住む場所を選ぶ、もう一つの基準
家賃、通勤時間、買い物の便利さ。多くの人が住む場所を決めるとき、こういった生活の合理性で判断する。
でも、バイクと生きる人にとって、本当に大事なのはそこじゃない。
僕にとって住む場所とは、どこを走れるかで決まる。
もっと言えば、“どこを起点に人生を走るか”。
その考えを形にしたのが、僕が提唱する「三圏サークル理論」だ。
三圏サークル理論とは?
この理論は、自分の暮らしを中心に半径50km・100km・150kmの3つの円を引いて、
それぞれの「走域」を意識して住む場所を設計する考え方。
僕は、この円で描かれる個人の走域を「RIDE FIELD(ライドフィールド)」と呼んでいる。
この3つのサークルには、それぞれ異なる役割がある。
50km圏:ちょい乗り圏(=日常の呼吸)
ふと「少し走りたいな」と思ったときに、往復2時間以内で行ける範囲。
ここに、海や山、気持ちのいいワインディングがあると、心が整う。
“生活とバイクが地続き”になるかは、ここがすべてと言ってもよい。
100km圏:日帰りツーリング圏(=心のリセット)
休みの日など1日フルに時間を使える日に、走る範囲。
日常から離れてリフレッシュする、“自分の癒しの場所”。
風景に没入し、気持ちを整理する。
そんな”精神のベストプレイス”がここにあると、人生はすごく生きやすくなる。
150km以上:非日常圏(=知らない世界へ)
1泊やロングツーリングで走るエリア。
ここでは、その土地に根付いた文化、景色、食、そして“非日常”が待っている。
この距離にどんな多様性があるかで、バイク旅の豊かさが大きく変わる。
重要な評価軸
三圏サークル理論でRIDE FIELDを設計するときに重要なのは、距離だけじゃなく「質」だ。
特に以下の要素が効いてくる。
- 激しい渋滞や二輪走行規制の有無(例:東京や関西圏)
- 1年中走れる気候か(冬季閉鎖の有無)
- 海・山・川のバリエーションと密度
- 食・文化・温泉など“走る意味”のある目的地
この視点で見たとき、僕が最終的に選んだのが福岡だった。
僕のRIDE FIELD:福岡の圧倒的強み
- 50km圏:糸島、志賀島、八女、三瀬、唐津
- 100km圏:阿蘇、日田、湯布院、平戸、雲仙、下関
- 150km以上:霧島、桜島、高千穂、日南、角島
信号が少なく、道が快適で、冬でも走れる。
福岡から広がる三圏サークルには、日常から冒険まで走るためのすべてが詰まっている。
あなたも、自分の三圏サークルを描いてみてほしい
地図を開いて、自宅を中心に三つの円を引いてみてほしい。
その中に、あなたの“走りたい場所”はあるだろうか?
気持ちをリセットできる場所から、生涯のベストプレイスまで。
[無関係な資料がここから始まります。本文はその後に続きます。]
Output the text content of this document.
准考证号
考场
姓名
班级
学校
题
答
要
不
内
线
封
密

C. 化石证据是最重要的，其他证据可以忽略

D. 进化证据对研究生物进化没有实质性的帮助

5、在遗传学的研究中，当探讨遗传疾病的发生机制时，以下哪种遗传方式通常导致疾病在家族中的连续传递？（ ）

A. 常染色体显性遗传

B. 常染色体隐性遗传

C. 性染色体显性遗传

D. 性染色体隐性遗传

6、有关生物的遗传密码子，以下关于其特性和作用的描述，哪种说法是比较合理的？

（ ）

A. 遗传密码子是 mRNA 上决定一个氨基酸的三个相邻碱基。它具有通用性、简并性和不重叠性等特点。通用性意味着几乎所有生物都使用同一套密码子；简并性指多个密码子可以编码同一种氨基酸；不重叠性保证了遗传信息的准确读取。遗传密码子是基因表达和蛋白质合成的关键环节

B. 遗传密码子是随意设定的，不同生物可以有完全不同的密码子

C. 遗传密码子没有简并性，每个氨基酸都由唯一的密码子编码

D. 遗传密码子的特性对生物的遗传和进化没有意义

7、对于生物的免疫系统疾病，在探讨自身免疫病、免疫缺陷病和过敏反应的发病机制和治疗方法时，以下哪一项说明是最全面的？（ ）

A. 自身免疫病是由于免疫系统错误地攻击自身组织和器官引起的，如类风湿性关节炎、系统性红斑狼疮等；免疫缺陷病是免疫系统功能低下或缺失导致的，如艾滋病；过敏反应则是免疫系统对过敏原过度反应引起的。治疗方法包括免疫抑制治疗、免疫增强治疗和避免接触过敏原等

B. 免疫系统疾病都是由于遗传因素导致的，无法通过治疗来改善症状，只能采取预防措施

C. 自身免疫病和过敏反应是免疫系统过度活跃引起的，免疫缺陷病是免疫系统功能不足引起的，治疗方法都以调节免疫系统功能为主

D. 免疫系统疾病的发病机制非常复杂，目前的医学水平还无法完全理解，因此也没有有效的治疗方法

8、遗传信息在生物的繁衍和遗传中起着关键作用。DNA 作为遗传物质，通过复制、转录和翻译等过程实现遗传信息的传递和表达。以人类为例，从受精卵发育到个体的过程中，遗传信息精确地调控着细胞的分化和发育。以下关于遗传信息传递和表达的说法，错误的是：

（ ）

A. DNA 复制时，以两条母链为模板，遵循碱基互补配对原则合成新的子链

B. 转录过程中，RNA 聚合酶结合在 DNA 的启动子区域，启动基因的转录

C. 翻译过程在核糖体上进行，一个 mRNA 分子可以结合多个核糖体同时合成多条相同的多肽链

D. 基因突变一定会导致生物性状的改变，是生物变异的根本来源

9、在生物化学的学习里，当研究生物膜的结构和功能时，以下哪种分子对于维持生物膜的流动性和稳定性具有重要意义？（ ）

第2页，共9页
そのバランスはどうだろうか?
僕はその問いに正直になって、住む場所を変えた。
そして今、2台の大型バイクを所有する福岡で、”走るように暮らす”日々を生きている。
終わりに:旅と暮らしの境界をなくすために
バイクは、”行き先を決める自由”そのものだ。
でも、その自由をもっと深く使うなら──
「どこを走るか」ではなく、「どこから走るか」まで考えて選ぶべきだ。
それが、三圏サークル理論の思想であり、RIDE FIELDという世界観だ。
次回は、この理論を使って、全国の拠点候補を比較してみたい。

ーーあなたの暮らしが、少しでも“走るような毎日”に近づきますように。